LukeEvansSimon brought to my attention that some televisions, I believe more so older ones, actually don't convert YUV to RGB and send the YUV to the electron guns instead. In such a case, I believe the OSD is in YUV form for being the display's "native" format.
Is the color magenta versus purple? Can see in these two YUV color space representations that magenta and green are equal in having max chroma value but opposite in phase by a 180° shift. Purple still overlaps with shades of green.
The basic problem is a sharp transition from max luma (white) to zero luma (black) should show grey if too slow but never color. Can find from matrix math equations or the 3D plot that shades of black/grey/white contain no U or V, only Y. Pb and Pr would be 0 volts input. That there is any magenta/purple-green is a mistake in the video processing that mismatches the Y to the U/Pb, and Y to V/Pr if seeing magenta due to corruption of the proper phases.
Possible causes, not mutually exclusive:
1) PVM's chip that filters the U if not also V has end of life capacitor(s) that shift the filtering past the phase margin. Any analog low pass or high pass filter shifts the phase. 1st order low pass shifts from 0° to -90° and 1st order high pass 90° to 0° in the passband. Sharper transitions need higher frequencies and therefore get greater shifts. Probably looking at 5th or 6th order filters here where a typical phase margin could be 50° versus 90° in 1st order.

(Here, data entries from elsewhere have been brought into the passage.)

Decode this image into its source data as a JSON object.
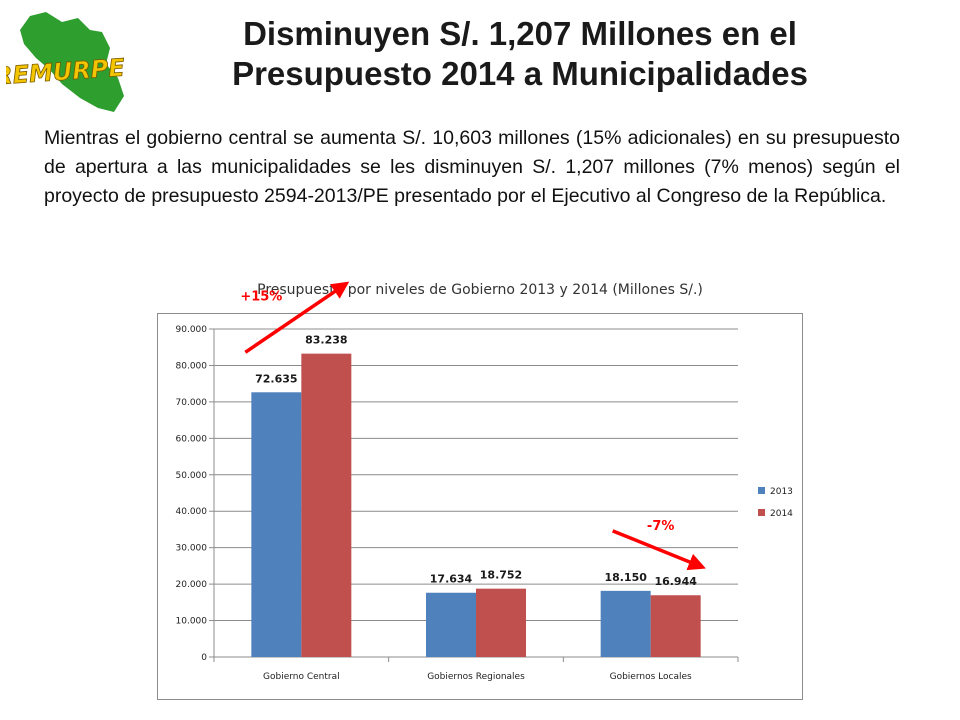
{
  "logo": {
    "text": "REMURPE",
    "color": "#2e9e2e",
    "text_color": "#f2c500"
  },
  "header": {
    "title_line1": "Disminuyen S/. 1,207 Millones en el",
    "title_line2": "Presupuesto 2014 a Municipalidades"
  },
  "intro": "Mientras el gobierno central se aumenta S/. 10,603 millones (15% adicionales) en su presupuesto de apertura a las municipalidades se les disminuyen S/. 1,207 millones (7% menos) según el proyecto de presupuesto 2594-2013/PE presentado por el Ejecutivo al Congreso de la República.",
  "chart_data": {
    "type": "bar",
    "title": "Presupuesto por niveles de Gobierno 2013 y 2014 (Millones S/.)",
    "categories": [
      "Gobierno Central",
      "Gobiernos Regionales",
      "Gobiernos Locales"
    ],
    "series": [
      {
        "name": "2013",
        "values": [
          72635,
          17634,
          18150
        ],
        "labels": [
          "72.635",
          "17.634",
          "18.150"
        ],
        "color": "#4f81bd"
      },
      {
        "name": "2014",
        "values": [
          83238,
          18752,
          16944
        ],
        "labels": [
          "83.238",
          "18.752",
          "16.944"
        ],
        "color": "#c0504d"
      }
    ],
    "ylim": [
      0,
      90000
    ],
    "yticks": [
      0,
      10000,
      20000,
      30000,
      40000,
      50000,
      60000,
      70000,
      80000,
      90000
    ],
    "ytick_labels": [
      "0",
      "10.000",
      "20.000",
      "30.000",
      "40.000",
      "50.000",
      "60.000",
      "70.000",
      "80.000",
      "90.000"
    ],
    "grid": true,
    "legend_position": "right",
    "annotations": [
      {
        "text": "+15%",
        "category": "Gobierno Central",
        "color": "#ff0000",
        "direction": "up"
      },
      {
        "text": "-7%",
        "category": "Gobiernos Locales",
        "color": "#ff0000",
        "direction": "down"
      }
    ]
  }
}
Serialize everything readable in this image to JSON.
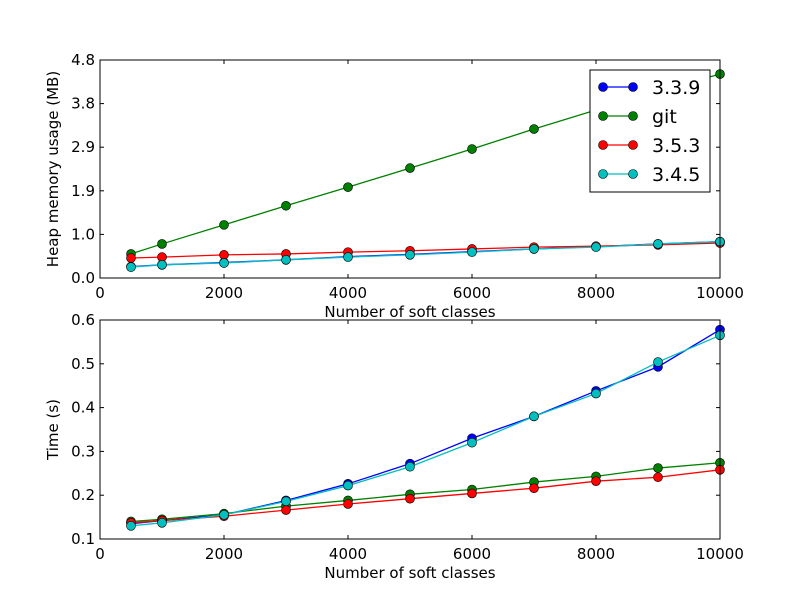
{
  "chart_data": [
    {
      "type": "line",
      "title": "",
      "xlabel": "Number of soft classes",
      "ylabel": "Heap memory usage (MB)",
      "xlim": [
        0,
        10000
      ],
      "ylim": [
        0,
        4.8
      ],
      "xticks": [
        0,
        2000,
        4000,
        6000,
        8000,
        10000
      ],
      "yticks": [
        0.0,
        0.96,
        1.92,
        2.88,
        3.84,
        4.8
      ],
      "yticklabels": [
        "0.0",
        "1.0",
        "1.9",
        "2.9",
        "3.8",
        "4.8"
      ],
      "legend": "top-right",
      "x": [
        500,
        1000,
        2000,
        3000,
        4000,
        5000,
        6000,
        7000,
        8000,
        9000,
        10000
      ],
      "series": [
        {
          "name": "3.3.9",
          "color": "#0000ff",
          "values": [
            0.25,
            0.29,
            0.34,
            0.4,
            0.47,
            0.52,
            0.58,
            0.64,
            0.69,
            0.75,
            0.8
          ]
        },
        {
          "name": "git",
          "color": "#008000",
          "values": [
            0.53,
            0.75,
            1.17,
            1.59,
            2.0,
            2.42,
            2.84,
            3.28,
            3.7,
            4.12,
            4.49
          ]
        },
        {
          "name": "3.5.3",
          "color": "#ff0000",
          "values": [
            0.44,
            0.46,
            0.51,
            0.53,
            0.57,
            0.6,
            0.64,
            0.68,
            0.7,
            0.73,
            0.77
          ]
        },
        {
          "name": "3.4.5",
          "color": "#00bfbf",
          "values": [
            0.24,
            0.29,
            0.33,
            0.4,
            0.46,
            0.51,
            0.57,
            0.64,
            0.68,
            0.75,
            0.8
          ]
        }
      ]
    },
    {
      "type": "line",
      "title": "",
      "xlabel": "Number of soft classes",
      "ylabel": "Time (s)",
      "xlim": [
        0,
        10000
      ],
      "ylim": [
        0.1,
        0.6
      ],
      "xticks": [
        0,
        2000,
        4000,
        6000,
        8000,
        10000
      ],
      "yticks": [
        0.1,
        0.2,
        0.3,
        0.4,
        0.5,
        0.6
      ],
      "yticklabels": [
        "0.1",
        "0.2",
        "0.3",
        "0.4",
        "0.5",
        "0.6"
      ],
      "x": [
        500,
        1000,
        2000,
        3000,
        4000,
        5000,
        6000,
        7000,
        8000,
        9000,
        10000
      ],
      "series": [
        {
          "name": "3.3.9",
          "color": "#0000ff",
          "values": [
            0.135,
            0.142,
            0.155,
            0.188,
            0.226,
            0.272,
            0.33,
            0.38,
            0.438,
            0.493,
            0.578
          ]
        },
        {
          "name": "git",
          "color": "#008000",
          "values": [
            0.14,
            0.145,
            0.158,
            0.175,
            0.188,
            0.202,
            0.213,
            0.23,
            0.243,
            0.262,
            0.274
          ]
        },
        {
          "name": "3.5.3",
          "color": "#ff0000",
          "values": [
            0.137,
            0.142,
            0.152,
            0.166,
            0.18,
            0.192,
            0.204,
            0.216,
            0.232,
            0.241,
            0.258
          ]
        },
        {
          "name": "3.4.5",
          "color": "#00bfbf",
          "values": [
            0.13,
            0.137,
            0.155,
            0.186,
            0.222,
            0.265,
            0.32,
            0.38,
            0.432,
            0.504,
            0.565
          ]
        }
      ]
    }
  ]
}
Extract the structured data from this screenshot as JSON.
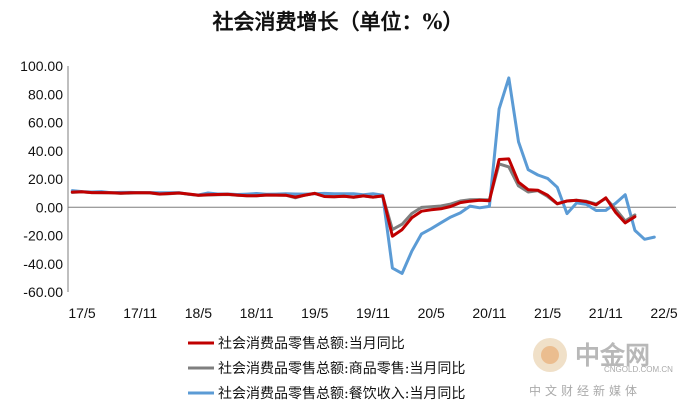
{
  "chart_data": {
    "type": "line",
    "title": "社会消费增长（单位：%）",
    "x_ticks": [
      "17/5",
      "17/11",
      "18/5",
      "18/11",
      "19/5",
      "19/11",
      "20/5",
      "20/11",
      "21/5",
      "21/11",
      "22/5"
    ],
    "ylim": [
      -60,
      100
    ],
    "y_ticks": [
      "100.00",
      "80.00",
      "60.00",
      "40.00",
      "20.00",
      "0.00",
      "-20.00",
      "-40.00",
      "-60.00"
    ],
    "y_tick_values": [
      100,
      80,
      60,
      40,
      20,
      0,
      -20,
      -40,
      -60
    ],
    "grid": false,
    "legend_position": "bottom",
    "series": [
      {
        "name": "社会消费品零售总额:当月同比",
        "color": "#c00000",
        "values": [
          10.7,
          11.0,
          10.4,
          10.4,
          10.3,
          10.0,
          10.2,
          10.3,
          10.2,
          9.4,
          9.7,
          10.1,
          9.4,
          8.5,
          8.8,
          9.0,
          9.2,
          8.6,
          8.1,
          8.2,
          8.7,
          8.6,
          8.5,
          7.2,
          8.6,
          9.8,
          7.6,
          7.5,
          7.8,
          7.2,
          8.0,
          7.2,
          8.0,
          -20.5,
          -15.8,
          -7.5,
          -2.8,
          -1.8,
          -1.1,
          0.5,
          3.3,
          4.3,
          5.0,
          4.6,
          33.8,
          34.2,
          17.7,
          12.4,
          12.1,
          8.5,
          2.5,
          4.4,
          4.9,
          3.9,
          1.7,
          6.7,
          -3.5,
          -11.1,
          -6.7
        ],
        "start": "17/4"
      },
      {
        "name": "社会消费品零售总额:商品零售:当月同比",
        "color": "#7f7f7f",
        "values": [
          10.5,
          10.9,
          10.4,
          10.3,
          10.2,
          9.8,
          10.0,
          10.2,
          10.1,
          9.3,
          9.6,
          10.1,
          9.2,
          8.4,
          8.7,
          8.9,
          9.0,
          8.5,
          8.1,
          8.1,
          8.6,
          8.6,
          8.5,
          6.7,
          8.6,
          9.9,
          7.6,
          7.4,
          7.9,
          7.0,
          8.0,
          7.2,
          8.0,
          -15.8,
          -12.0,
          -4.4,
          -0.1,
          0.3,
          0.9,
          2.2,
          4.4,
          5.3,
          5.4,
          5.2,
          30.7,
          28.6,
          15.1,
          10.8,
          11.7,
          7.6,
          2.4,
          4.4,
          5.0,
          4.2,
          2.3,
          6.3,
          -1.2,
          -9.7,
          -5.4
        ],
        "start": "17/4"
      },
      {
        "name": "社会消费品零售总额:餐饮收入:当月同比",
        "color": "#5b9bd5",
        "values": [
          11.8,
          11.1,
          10.8,
          11.1,
          10.2,
          10.5,
          10.5,
          10.4,
          10.4,
          10.3,
          10.2,
          10.4,
          9.1,
          8.7,
          10.1,
          9.4,
          9.4,
          9.0,
          9.3,
          9.7,
          9.2,
          9.3,
          9.6,
          9.4,
          9.3,
          9.6,
          9.8,
          9.5,
          9.6,
          9.5,
          8.8,
          9.6,
          8.6,
          -43.1,
          -46.8,
          -31.1,
          -18.9,
          -15.2,
          -11.0,
          -7.0,
          -4.0,
          0.8,
          -0.4,
          0.6,
          69.6,
          91.6,
          46.4,
          26.6,
          22.8,
          20.4,
          14.1,
          -4.5,
          3.1,
          2.0,
          -2.3,
          -2.2,
          2.7,
          8.9,
          -16.4,
          -22.7,
          -21.1
        ],
        "start": "17/4"
      }
    ]
  },
  "watermark": {
    "name": "中金网",
    "domain": "CNGOLD.COM.CN",
    "subtitle": "中文财经新媒体"
  }
}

If parasitic capacitance or phase distortion earlier in the chain is high enough, every signal that is off at least 50° hits 180° shift and gets inverted. Output is unstable and oscillates between U and -U and you could see a swap between magenta and green. 0V is still 0V but now Y is paired against the wrong U, if not also V.
Issue could equivalently be a capacitor in the filter to cancel out parasitic capacitance is end of life. In any case, you have to replace the video processor IC that handles this. Probably easier to swap the whole board.
2) Coupling capacitor on the U chain is end of life that reduces the RC time constant enough to miss trigger timings. Equivalently, oscillation could occur from too much capacitance on the output, such as from a loose output resistor that is supposed to prevent instability. This you can replace. Check solder joints, leaked fluid creating a short, something along those lines that is fixable. V chain too if seeing magenta.